Die Supermärkte waren voll mit Hugo-Drinks

Trinkt noch irgendwer Wodka Lemon? Comeback gefällig? Ein ehrlicher Klassiker, so wie die Mercedes E-Klasse. Nicht, dass man die Fahrt sonderlich genossen oder was zum Prahlen hätte – aber man kommt ans Ziel.

kurzbio beisenherzEbenso ist es im Sommer 2017 fast schon wieder ironisch lässig, sich einen an sich total outen Hugo zu bestellen – dieses Versicherungsfachangestelltenkoks, das um die Jahrzehntwende dafür sorgte, dass in Deutschland plötzlich flächendeckend Holunderblüten geerntet wurden.

Die Supermärkte waren voll mit Hugo-Drinks. Selbst an Tankstellen konnte man palettenweise Dosen kaufen mit – Obacht! – „City Hugo“. Für den echt urbanen Rausch!

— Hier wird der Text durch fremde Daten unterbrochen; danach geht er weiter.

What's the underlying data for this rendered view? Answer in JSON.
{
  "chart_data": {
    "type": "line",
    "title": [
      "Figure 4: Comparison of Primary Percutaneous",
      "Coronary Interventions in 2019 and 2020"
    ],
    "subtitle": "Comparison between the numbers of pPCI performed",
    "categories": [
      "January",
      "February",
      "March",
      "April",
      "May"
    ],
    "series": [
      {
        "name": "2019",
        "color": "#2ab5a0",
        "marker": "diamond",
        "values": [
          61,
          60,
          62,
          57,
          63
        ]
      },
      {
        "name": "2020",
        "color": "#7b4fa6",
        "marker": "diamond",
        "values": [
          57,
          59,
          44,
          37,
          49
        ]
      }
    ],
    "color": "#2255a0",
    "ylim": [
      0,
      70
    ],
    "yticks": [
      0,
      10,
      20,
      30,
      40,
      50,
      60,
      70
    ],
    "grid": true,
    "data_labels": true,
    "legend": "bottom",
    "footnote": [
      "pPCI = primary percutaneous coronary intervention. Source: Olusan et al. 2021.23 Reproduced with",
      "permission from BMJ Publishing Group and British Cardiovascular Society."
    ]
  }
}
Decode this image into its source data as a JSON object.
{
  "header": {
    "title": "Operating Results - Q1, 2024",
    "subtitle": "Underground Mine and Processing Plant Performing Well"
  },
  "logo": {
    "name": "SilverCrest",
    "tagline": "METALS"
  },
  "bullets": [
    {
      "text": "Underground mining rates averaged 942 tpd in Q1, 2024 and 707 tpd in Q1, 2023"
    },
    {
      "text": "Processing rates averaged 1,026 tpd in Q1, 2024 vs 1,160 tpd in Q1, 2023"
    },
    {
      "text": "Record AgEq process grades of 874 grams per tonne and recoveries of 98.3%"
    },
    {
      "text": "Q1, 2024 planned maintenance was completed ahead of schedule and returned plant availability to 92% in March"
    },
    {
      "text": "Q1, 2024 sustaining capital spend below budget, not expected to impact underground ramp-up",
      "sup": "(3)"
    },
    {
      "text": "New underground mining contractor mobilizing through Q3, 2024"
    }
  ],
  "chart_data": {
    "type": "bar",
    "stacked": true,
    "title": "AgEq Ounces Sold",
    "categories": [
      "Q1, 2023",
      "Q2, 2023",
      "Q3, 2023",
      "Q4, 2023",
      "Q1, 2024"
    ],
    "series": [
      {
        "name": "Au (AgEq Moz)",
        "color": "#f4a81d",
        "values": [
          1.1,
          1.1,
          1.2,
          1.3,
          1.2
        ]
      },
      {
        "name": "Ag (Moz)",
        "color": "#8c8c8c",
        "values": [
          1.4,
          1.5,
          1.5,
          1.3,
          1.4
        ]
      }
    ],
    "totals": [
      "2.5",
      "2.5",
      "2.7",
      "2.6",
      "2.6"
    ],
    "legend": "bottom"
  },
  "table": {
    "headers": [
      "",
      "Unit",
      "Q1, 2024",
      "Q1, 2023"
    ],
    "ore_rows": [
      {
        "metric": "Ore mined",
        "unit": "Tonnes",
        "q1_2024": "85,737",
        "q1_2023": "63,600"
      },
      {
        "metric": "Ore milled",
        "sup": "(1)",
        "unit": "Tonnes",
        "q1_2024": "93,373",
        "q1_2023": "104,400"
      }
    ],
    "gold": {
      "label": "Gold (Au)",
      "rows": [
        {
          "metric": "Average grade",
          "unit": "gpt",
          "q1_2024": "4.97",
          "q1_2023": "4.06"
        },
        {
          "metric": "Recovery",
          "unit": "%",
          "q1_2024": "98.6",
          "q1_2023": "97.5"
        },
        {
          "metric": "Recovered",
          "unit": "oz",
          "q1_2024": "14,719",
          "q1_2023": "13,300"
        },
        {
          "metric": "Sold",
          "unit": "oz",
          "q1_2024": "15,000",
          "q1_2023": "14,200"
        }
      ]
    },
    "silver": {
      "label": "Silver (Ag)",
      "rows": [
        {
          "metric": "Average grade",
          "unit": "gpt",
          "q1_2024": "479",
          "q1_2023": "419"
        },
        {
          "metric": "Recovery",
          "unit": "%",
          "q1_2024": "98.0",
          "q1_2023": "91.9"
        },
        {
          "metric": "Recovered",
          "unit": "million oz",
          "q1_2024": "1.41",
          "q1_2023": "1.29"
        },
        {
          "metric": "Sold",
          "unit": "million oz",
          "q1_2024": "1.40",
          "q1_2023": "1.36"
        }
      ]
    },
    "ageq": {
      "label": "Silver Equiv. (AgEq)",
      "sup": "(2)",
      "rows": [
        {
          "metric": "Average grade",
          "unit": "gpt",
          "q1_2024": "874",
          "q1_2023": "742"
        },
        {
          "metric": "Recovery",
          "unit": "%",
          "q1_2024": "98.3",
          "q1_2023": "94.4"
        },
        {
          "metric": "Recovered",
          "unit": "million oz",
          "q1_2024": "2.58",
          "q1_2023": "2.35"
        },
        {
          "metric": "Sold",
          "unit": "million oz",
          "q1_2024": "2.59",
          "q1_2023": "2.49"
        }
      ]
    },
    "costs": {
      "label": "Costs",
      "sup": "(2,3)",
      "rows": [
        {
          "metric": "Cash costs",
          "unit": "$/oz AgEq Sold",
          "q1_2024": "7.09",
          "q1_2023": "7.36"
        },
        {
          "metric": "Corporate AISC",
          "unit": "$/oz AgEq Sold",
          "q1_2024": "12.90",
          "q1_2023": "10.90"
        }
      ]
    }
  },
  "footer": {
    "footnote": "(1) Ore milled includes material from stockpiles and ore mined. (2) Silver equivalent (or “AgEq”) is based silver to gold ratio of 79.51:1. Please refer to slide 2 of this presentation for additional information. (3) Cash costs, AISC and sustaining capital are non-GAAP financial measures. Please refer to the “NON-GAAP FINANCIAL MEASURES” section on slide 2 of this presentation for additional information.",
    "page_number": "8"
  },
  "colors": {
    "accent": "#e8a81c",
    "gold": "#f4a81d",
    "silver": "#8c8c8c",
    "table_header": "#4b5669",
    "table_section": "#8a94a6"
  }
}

Der Name des Getränks ist übrigens keine Hommage an den bekannten Schriftsteller Victor Hugo. Genauso wenig wird der im Raum Gelsenkirchen-Ückendorf sehr beliebte Kneipier Hugo Czaberniak damit geehrt. Tatsächlich hat der Erfinder des Cocktails, Roland Grüber, den Namen einfach zufällig ausgewählt.

Anders als Deutschlands heimlicher Bundespräsident Udo Walz, der von dem Trend zu profitieren hoffte und einem verdutzten Volk den nach ihm benannten „Udo“ präsentierte. Ein grandioser Misserfolg.

Merke: Eine Welle, die du nicht selbst gelegt hast, lässt sich schwerlich reiten.

Und ebbt schnell ab.

Der Mensch liebt Moden, und so wird sich der in diesem Jahr sehr beliebte Negroni irgendwann auf dem Trendgetränkefriedhof einfinden.

Neben Cosmopolitan, Batida-Kirsch, Pfeffi, Flimm und Zaza-Apfelsaft.

Eine Frage jedoch bleibt: Was bitte mache ich mit meinem Vorrat „City Hugo“, wenn ich aufs Land ziehe?